The Sugar Bomb

We have an obesity epidemic in the U.S. The evidence is overwhelming and the health and financial consequences are vast and threatening. There have been numerous efforts to fight this problem, but one being tried in many locales is to use the persuasive power of almighty dollar to wean people off high sugar foods that have been indicted as a major factor.

The idea is to tax unhealthy foods. The increased cost, if sufficient, would presumably push consumption toward more healthy but cheaper alternatives. At the same time the revenue can assist in dealing with the current impacts of obesity on social services. This makes sense. It is hardly a new concept. We have long used the tax code to promote desired results, either persuasively or punitively.

Now the Mayor of Philadelphia is proposing a 3 cent tax on sugary soft drinks. The only difference is that he is targeting the proceeds on preschool support. This is a bit disconnected but it still achieves a worthwhile social goal.


Why do I mention this? It isn’t because I oppose it, but rather as a consequence of what one of the affected Philadelphia retailers said. Why just sugary drinks? Why not candy, cakes, and all the myriad of sugar bombs in our diets? Obviously he was making that argument from self interest, since he noted that 40% of his profit derived from soft drink sales. (That’s a bit scary, isn’t it?) But still, doesn’t he have a good point? If there is no way to substitute an alternative sugar fix, at least not without added cost, perhaps we can truly begin to wean ourselves off this drug.

But, as with many such usages of the taxing power, the devil is in the details. The sales price of most items is roughly proportional to the amount of product provided; larger containers cost more. However, a tax based on sales price might have the perverse effect of motivating producers to raise the sweetness level of their products so that a sugar fix can be satisfied with a smaller drink. With most soft drinks, the cost of ingredients is a small fraction of the retail price.

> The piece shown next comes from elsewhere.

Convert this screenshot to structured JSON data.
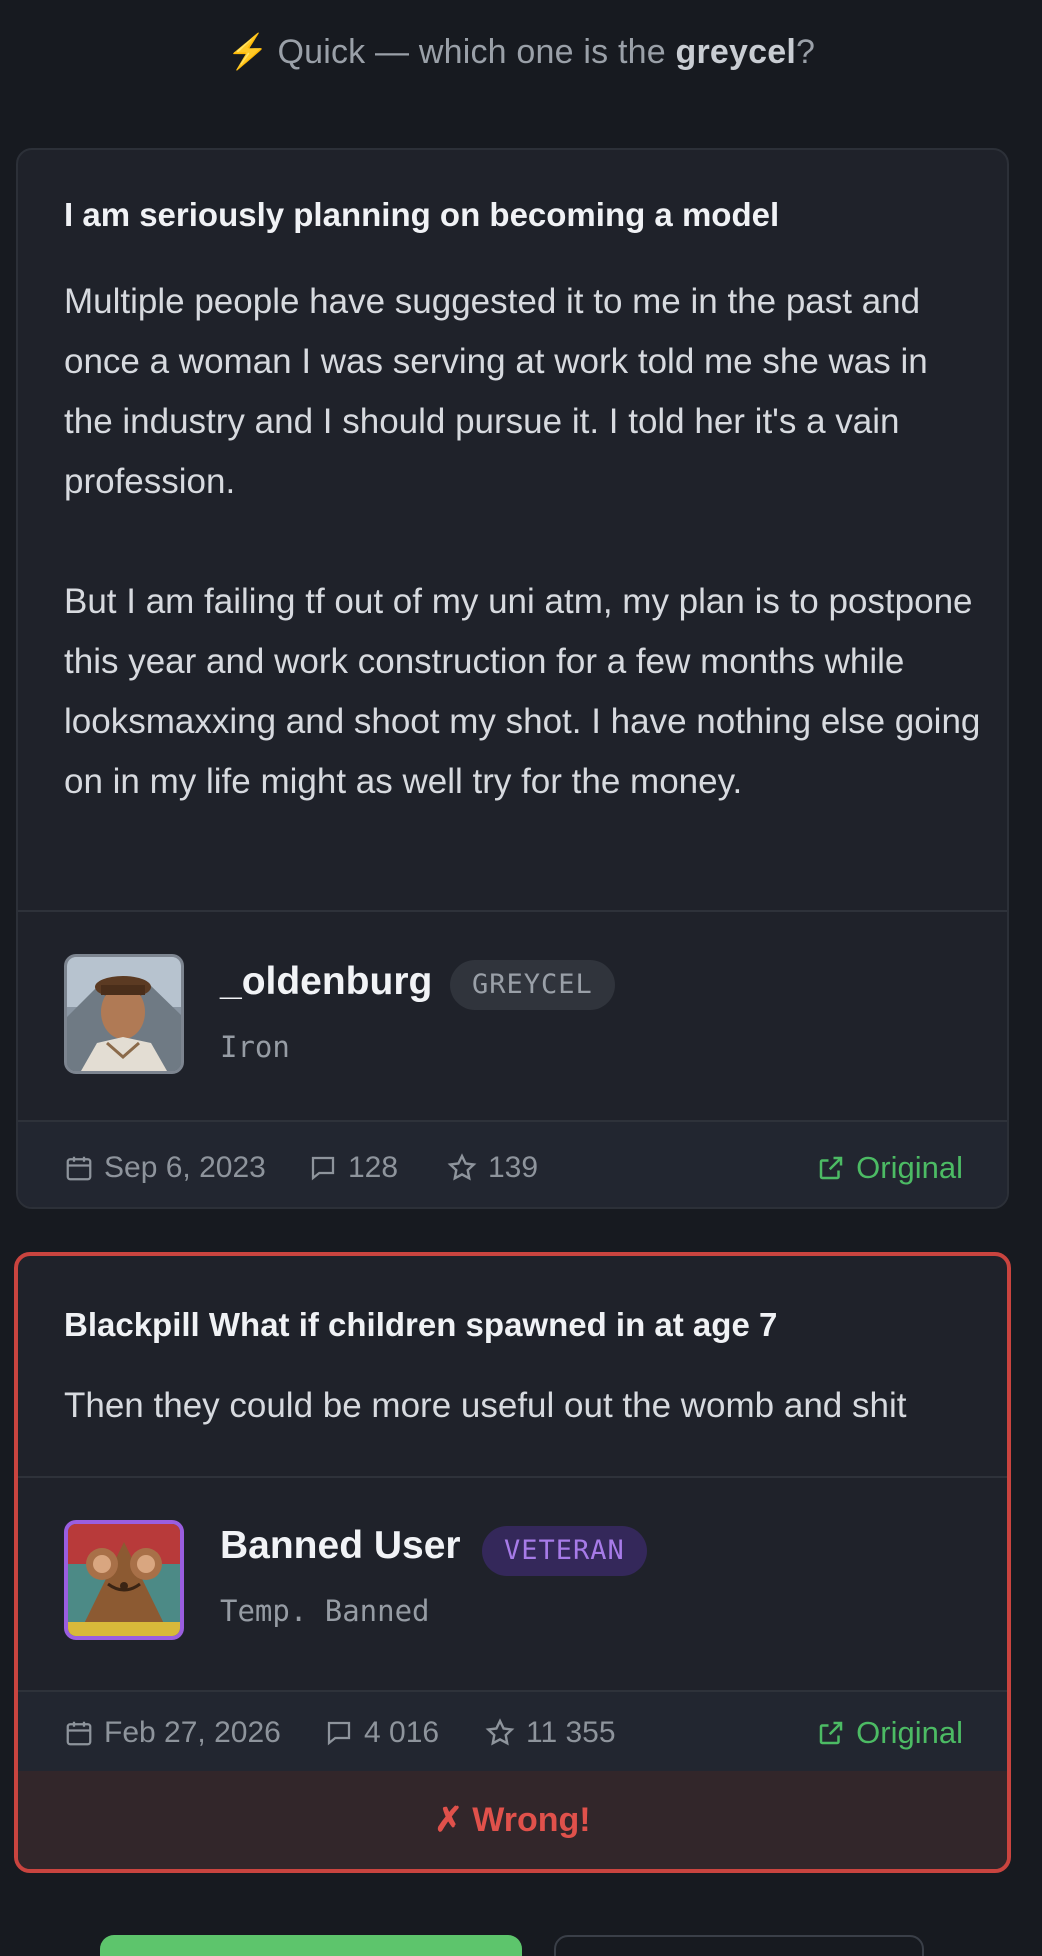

One other counterargument relates to fairness. The added costs will differentially burden the poor. But political correctness shouldn’t prevent us from recognizing that they represent a major part of the obesity problem. Obesity exists at all social levels, but the affluent tend on average to be thinner and healthier. So focusing the effort on the poor makes sense, at least from a health perspective. Nevertheless, I am uneasy about using the power of government to coerce those who carry so many other burdens, even if there are good intentions.